Using IBM Cloud AppID with WebSphere Liberty OpenID Connect Client

Recently I needed to create a POC setup for a client where our software would run in a k8s cluster in IBM Cloud, and the authentication and authorization would be handled by some external user registry.

Since we're in the IBM Cloud ecosystem, I thought of App ID—it's an IBM service, and they also provide a very handy sample for WAS Liberty! Almost too good to be true!

It was too good to be true.

The way that OIDC connect client is set up (at least for us!) along with JAX-RS (the underlying framework for our REST service) is that it takes group information from the JWT and uses annotations @RolesAllowed to figure out what is allowed and what is not. App ID, on the other hand, puts this information in the scopes claim of the JWT... I played around with it, I asked on forums, I googled the hell out of it, I visited every place I could on the App ID's service on IBM Cloud, and I failed: I couldn't find any way to put the information I wanted in the token.

So I use Azure Active Directory—that setup took 10 minutes from start to finish to set up*.

After that setup was done, I finally stumbled upon a part of the docs for App ID I missed last time around: Customizing tokens. It turns out you can customize the tokens all you want, but you need to do this via the ibmcloud CLI!

The final setup is more or less like this.

  1. Create an IBM Cloud API key for use with the CLI

    API_KEY=$(ibmcloud iam api-key-create APPID)
  2. Obtain an IAM access token using the API key

    IAM_TOKEN=$(curl -k -X POST "https://iam.cloud.ibm.com/identity/token" \
    --header "Content-Type: application/x-www-form-urlencoded" \
    --header "Accept: application/json" \
    --data-urlencode "grant_type=urn:ibm:params:oauth:grant-type:apikey" \
    --data-urlencode "apikey=$API_KEY")
  3. Obtain your Tenant ID (e.g. from the Applications panel of App ID in IBM Cloud), store it as TENANT_ID environment variable.

  4. Obtain the region of your App ID instance abd store it as REGION enviroment variable.

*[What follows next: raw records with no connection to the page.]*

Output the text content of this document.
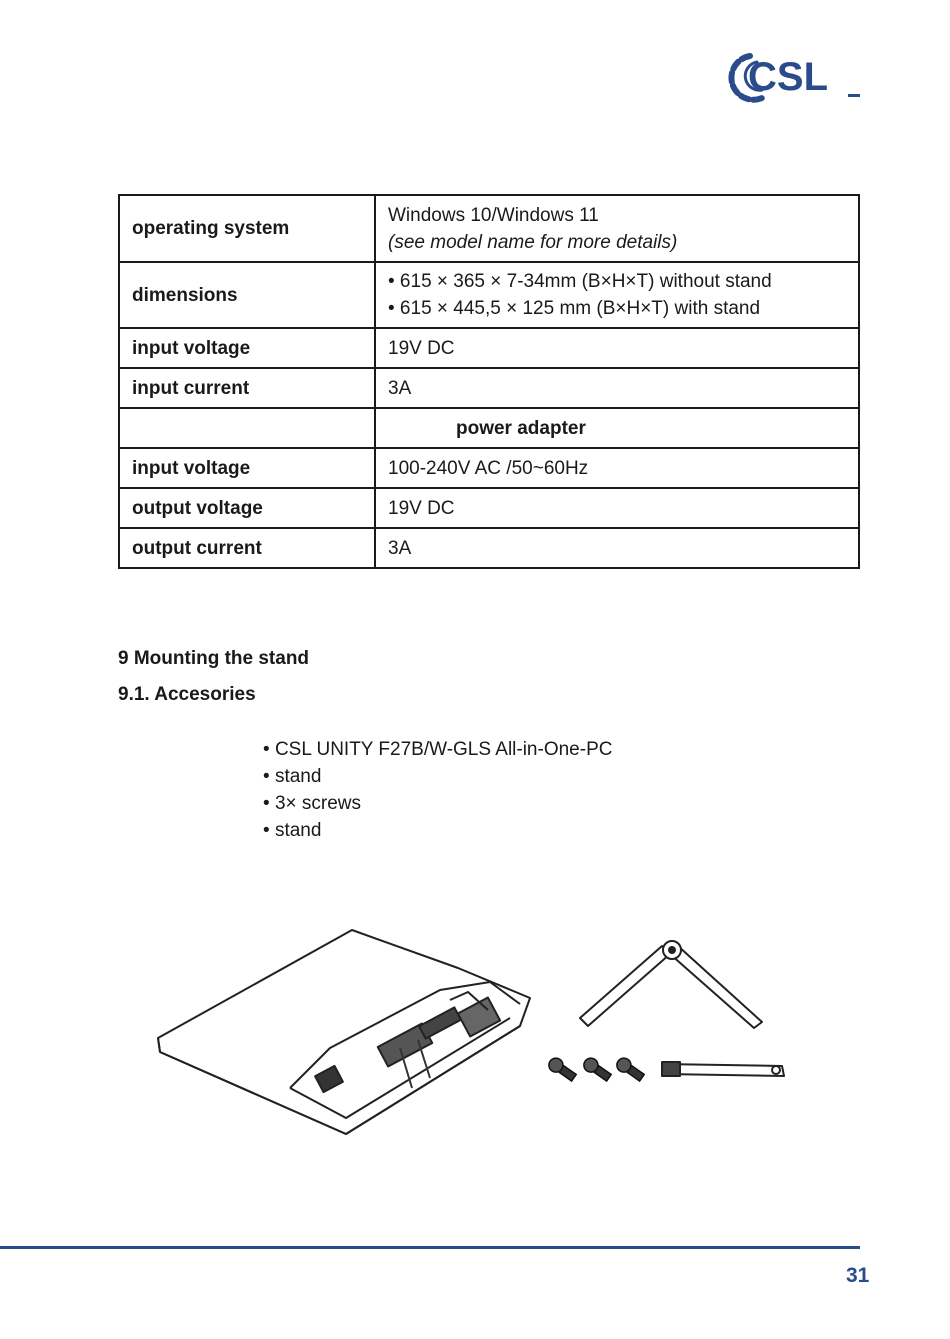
CSL
operating system	Windows 10/Windows 11
(see model name for more details)

dimensions	• 615 × 365 × 7-34mm (B×H×T) without stand
• 615 × 445,5 × 125 mm (B×H×T) with stand

input voltage	19V DC
input current	3A
	power adapter
input voltage	100-240V AC /50~60Hz
output voltage	19V DC
output current	3A
9 Mounting the stand
9.1. Accesories
• CSL UNITY F27B/W-GLS All-in-One-PC
• stand
• 3× screws
• stand
31
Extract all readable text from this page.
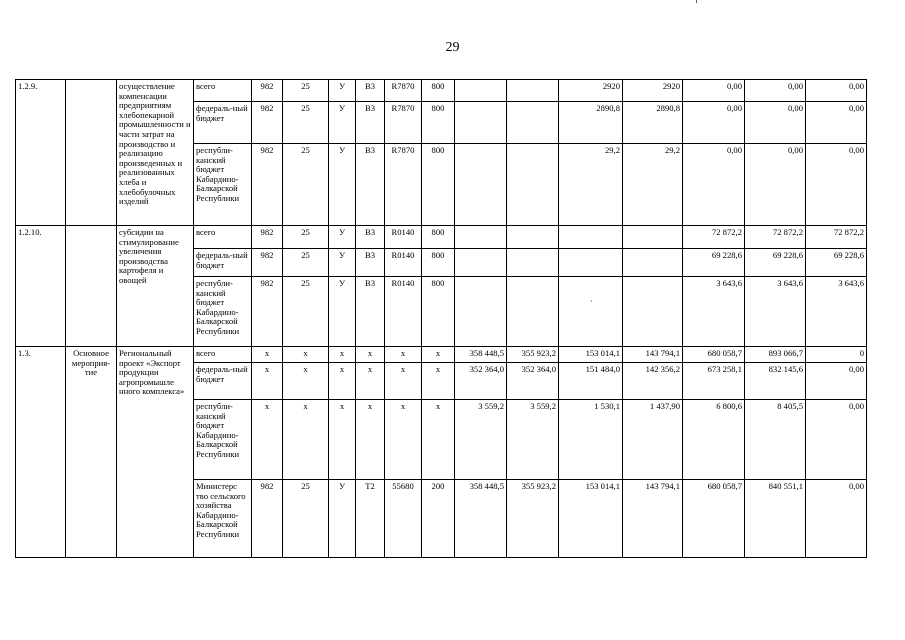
29
·
1.2.9.		осуществление компенсации предприятиям хлебопекарной промышленности и части затрат на производство и реализацию произведенных и реализованных хлеба и хлебобулочных изделий	всего	982	25	У	В3	R7870	800			2920	2920	0,00	0,00	0,00
			федераль-ный бюджет	982	25	У	В3	R7870	800			2890,8	2890,8	0,00	0,00	0,00
			республи-канский бюджет Кабардино-Балкарской Республики	982	25	У	В3	R7870	800			29,2	29,2	0,00	0,00	0,00
1.2.10.		субсидии на стимулирование увеличения производства картофеля и овощей	всего	982	25	У	В3	R0140	800					72 872,2	72 872,2	72 872,2
			федераль-ный бюджет	982	25	У	В3	R0140	800					69 228,6	69 228,6	69 228,6
			республи-канский бюджет Кабардино-Балкарской Республики	982	25	У	В3	R0140	800					3 643,6	3 643,6	3 643,6
1.3.	Основное мероприя-тие	Региональный проект «Экспорт продукции агропромышле нного комплекса»	всего	х	х	х	х	х	х	358 448,5	355 923,2	153 014,1	143 794,1	680 058,7	893 066,7	0
			федераль-ный бюджет	х	х	х	х	х	х	352 364,0	352 364,0	151 484,0	142 356,2	673 258,1	832 145,6	0,00
			республи-канский бюджет Кабардино-Балкарской Республики	х	х	х	х	х	х	3 559,2	3 559,2	1 530,1	1 437,90	6 800,6	8 405,5	0,00
			Министерс тво сельского хозяйства Кабардино-Балкарской Республики	982	25	У	Т2	55680	200	358 448,5	355 923,2	153 014,1	143 794,1	680 058,7	840 551,1	0,00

  5. Use curl to update the token configuration

    curl -X PUT "https://$REGION.appid.cloud.ibm.com/management/v4/$TENANT_ID/config/tokens" -H 'Content-Type: application/json' -H "Authorization: Bearer $IAM_TOKEN" -d '
    {
      "access": {
        "expires_in": 3600
      },
      "refresh": {
        "enabled": true,
        "expires_in": 2592001
      },
      "anonymousAccess": {
        "enabled": false
      },
      "accessTokenClaims": [
        {
          "source": "roles",
          "destinationClaim": "groupIds"
        }
      ],
      "idTokenClaims": [
        {
          "source": "roles",
          "destinationClaim": "groupIds"
        }
      ]
    }'
        

Combine that with the Open ID Connect Client configuration on the WAS Liberty side:

<openidConnectClient 
    id="appID"
    clientId="${env.APP_ID_CLIENT_ID}"
    clientSecret="${env.APP_ID_CLIENT_SECRET}"
    authorizationEndpointUrl="https://${env.APP_ID_REGION}.appid.cloud.ibm.com/oauth/v4/${env.APP_ID_TENANT_ID}/authorization"
    tokenEndpointUrl="https://${env.APP_ID_REGION}.appid.cloud.ibm.com/oauth/v4/${env.APP_ID_TENANT_ID}/token"
    issuerIdentifier="https://${env.APP_ID_REGION}.appid.cloud.ibm.com/oauth/v4/${env.APP_ID_TENANT_ID}"
    jwkEndpointUrl="https://${env.APP_ID_REGION}.appid.cloud.ibm.com/oauth/v4/${env.APP_ID_TENANT_ID}/publickeys"
    userInfoEndpointUrl="https://${env.APP_ID_REGION}.appid.cloud.ibm.com/oauth/v4/${env.APP_ID_TENANT_ID}/userinfo"
    userInfoEndpointEnabled="true"
    groupIdentifier="groupIds"
    realmName="appIDrealm"
    authFilterRef="appIdAuthFilter"
    signatureAlgorithm="RS256"
/>

And you have a working setup!

Now you can assign access to your application:

<security-role name="reader">
    <group name="appid-reader" access-id="group:appIDrealm/${APP_ID_READER_GROUP_NAME}" />
</security-role>

* Not counting the bug I discovered in WAS Liberty that prevented auto-discovery feature to work.